Quanto all'India, il giro di vite contro i viaggiatori italiani è stato deciso dopo che venerdì scorso due turisti provenienti dal Lodigiano sono risultati positivi al tampone per la ricerca del coronavirus eseguito presso l'ospedale di Jaipur, nello Stato nordoccidentale del Rajastan. Come misura immediata, tutti i 21 altri italiani della stessa comitiva (tredici uomini e otto donne) sono stati trasferiti a New Delhi e posti in isolamento in una struttura sanitaria militare: qui vengono tutti sottoposti ai necessari controlli, mentre l'ambasciata italiana sta provvedendo ad assisterli facendo arrivare materiale sanitario supplementare e anche generi alimentari. Allo stesso tempo, il governo indiano ha deciso il blocco dei visti per i cittadini italiani, sospendendo la validità anche di quelli già emessi e non ancora utilizzati.
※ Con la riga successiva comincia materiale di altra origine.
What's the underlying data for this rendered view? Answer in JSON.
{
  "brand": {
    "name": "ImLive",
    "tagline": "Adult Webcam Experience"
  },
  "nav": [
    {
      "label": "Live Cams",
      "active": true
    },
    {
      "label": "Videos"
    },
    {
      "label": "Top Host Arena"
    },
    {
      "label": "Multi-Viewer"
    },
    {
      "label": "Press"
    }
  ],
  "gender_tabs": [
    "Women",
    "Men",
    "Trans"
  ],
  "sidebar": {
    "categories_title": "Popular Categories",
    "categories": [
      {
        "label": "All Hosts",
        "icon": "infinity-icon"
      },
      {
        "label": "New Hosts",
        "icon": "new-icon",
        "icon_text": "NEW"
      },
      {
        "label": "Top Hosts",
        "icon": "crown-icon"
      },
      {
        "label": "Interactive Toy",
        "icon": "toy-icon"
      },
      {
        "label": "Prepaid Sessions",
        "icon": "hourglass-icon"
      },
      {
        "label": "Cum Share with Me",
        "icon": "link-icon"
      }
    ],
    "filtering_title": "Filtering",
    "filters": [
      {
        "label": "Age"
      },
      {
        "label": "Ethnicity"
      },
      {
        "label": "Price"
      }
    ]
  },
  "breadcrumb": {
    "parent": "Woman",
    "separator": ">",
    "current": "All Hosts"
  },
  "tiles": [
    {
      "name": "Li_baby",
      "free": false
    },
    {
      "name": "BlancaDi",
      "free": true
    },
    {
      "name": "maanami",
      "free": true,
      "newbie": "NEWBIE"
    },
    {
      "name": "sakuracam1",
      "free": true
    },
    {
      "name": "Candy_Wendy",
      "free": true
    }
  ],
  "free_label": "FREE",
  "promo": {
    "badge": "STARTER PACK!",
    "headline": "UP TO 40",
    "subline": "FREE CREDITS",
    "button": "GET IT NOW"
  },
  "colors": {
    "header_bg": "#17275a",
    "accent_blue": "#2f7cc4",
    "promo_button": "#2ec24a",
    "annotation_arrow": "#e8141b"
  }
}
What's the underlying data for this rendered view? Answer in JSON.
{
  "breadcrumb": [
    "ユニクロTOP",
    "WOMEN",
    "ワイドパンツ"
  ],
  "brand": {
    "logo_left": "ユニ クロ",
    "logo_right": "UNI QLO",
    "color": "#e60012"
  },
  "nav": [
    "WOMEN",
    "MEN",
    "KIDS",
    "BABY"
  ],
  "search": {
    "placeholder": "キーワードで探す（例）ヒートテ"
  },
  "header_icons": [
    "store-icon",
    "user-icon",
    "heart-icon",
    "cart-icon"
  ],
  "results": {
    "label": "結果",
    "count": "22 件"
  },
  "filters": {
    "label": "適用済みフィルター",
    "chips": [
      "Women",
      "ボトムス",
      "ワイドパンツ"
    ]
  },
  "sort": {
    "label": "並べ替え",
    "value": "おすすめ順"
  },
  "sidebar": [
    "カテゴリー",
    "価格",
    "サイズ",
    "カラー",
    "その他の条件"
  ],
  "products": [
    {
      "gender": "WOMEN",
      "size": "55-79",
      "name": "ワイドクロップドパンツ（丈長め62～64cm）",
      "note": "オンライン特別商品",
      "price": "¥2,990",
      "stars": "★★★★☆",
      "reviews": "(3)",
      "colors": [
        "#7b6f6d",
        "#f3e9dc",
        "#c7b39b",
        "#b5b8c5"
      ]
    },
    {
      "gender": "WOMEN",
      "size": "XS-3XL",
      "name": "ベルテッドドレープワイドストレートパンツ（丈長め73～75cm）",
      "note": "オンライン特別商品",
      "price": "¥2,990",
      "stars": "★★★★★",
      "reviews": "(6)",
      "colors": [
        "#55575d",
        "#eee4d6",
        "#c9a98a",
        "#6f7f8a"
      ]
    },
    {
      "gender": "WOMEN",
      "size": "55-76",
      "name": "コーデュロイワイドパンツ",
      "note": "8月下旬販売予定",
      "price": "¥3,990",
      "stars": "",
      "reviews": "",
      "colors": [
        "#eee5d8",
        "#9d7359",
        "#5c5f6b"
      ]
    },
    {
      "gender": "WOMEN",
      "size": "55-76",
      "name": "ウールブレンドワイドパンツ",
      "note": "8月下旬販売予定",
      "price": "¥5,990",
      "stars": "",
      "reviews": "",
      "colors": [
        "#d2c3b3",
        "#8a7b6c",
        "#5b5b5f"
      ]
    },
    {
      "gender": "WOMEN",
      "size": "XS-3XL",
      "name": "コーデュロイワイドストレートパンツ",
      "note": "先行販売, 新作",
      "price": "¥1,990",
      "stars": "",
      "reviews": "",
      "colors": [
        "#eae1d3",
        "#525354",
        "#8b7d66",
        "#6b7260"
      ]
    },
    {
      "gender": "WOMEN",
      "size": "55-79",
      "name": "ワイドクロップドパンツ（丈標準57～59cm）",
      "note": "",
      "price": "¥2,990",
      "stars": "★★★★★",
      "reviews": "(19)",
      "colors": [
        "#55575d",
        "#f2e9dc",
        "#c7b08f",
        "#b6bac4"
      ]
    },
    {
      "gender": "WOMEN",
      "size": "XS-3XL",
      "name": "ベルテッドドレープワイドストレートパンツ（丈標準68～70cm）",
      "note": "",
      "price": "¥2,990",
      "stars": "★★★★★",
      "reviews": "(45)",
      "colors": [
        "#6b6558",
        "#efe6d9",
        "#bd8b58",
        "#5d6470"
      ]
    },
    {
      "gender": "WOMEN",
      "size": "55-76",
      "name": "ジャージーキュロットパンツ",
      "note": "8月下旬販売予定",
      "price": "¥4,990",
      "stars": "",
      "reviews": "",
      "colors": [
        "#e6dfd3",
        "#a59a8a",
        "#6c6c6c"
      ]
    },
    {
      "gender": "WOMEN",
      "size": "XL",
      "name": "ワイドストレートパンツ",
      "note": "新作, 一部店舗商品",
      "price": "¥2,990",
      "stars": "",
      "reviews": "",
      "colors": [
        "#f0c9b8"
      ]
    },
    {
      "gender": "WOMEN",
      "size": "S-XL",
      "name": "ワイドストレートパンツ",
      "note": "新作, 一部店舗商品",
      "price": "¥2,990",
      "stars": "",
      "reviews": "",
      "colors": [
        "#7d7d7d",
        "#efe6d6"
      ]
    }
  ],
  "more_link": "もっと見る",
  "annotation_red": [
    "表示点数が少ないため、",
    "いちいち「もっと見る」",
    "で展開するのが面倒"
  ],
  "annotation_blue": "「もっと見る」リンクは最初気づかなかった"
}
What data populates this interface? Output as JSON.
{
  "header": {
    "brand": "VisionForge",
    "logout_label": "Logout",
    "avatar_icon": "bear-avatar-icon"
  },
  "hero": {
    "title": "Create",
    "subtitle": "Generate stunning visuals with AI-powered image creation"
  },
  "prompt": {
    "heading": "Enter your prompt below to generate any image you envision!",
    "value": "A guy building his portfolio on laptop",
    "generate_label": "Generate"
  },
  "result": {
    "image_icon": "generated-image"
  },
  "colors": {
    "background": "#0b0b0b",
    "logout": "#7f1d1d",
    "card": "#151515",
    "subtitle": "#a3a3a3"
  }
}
Eventuali eccezioni per motivi «comprovati e urgenti» potranno essere valutate contattando l'ambasciata indiana a Roma. In tema di restrizioni ai viaggiatori (italiani e non) in arrivo dall'Italia, già dallo scorso 26 febbraio il governo indiano aveva annunciato che avrebbero potuto esser messi in quarantena in seguito a possibili controlli ordinati dalle autorità locali: ed è proprio questo il caso dei 23 turisti lodigiani a Jaipur.
A queste limitazioni che riguardano la libertà di viaggiare da e verso l'Italia, vanno aggiunte misure già prese da alcuni Paesi che condizionano l'import di prodotti italiani al loro accompagnamento con un bollino che li certifichi come «virus free».
Contro questa pretesa definita dal ministro degli Esteri italiano «del tutto assurda» si è scagliato ieri Luigi Di Maio, che nel corso della presentazione del piano straordinario del governo per la promozione del made in Italy a fronte dell'epidemia di coronavirus ha affermato che si tratta non solo di una discriminazione, ma di un possibile tentativo di concorrenza sleale ai nostri danni.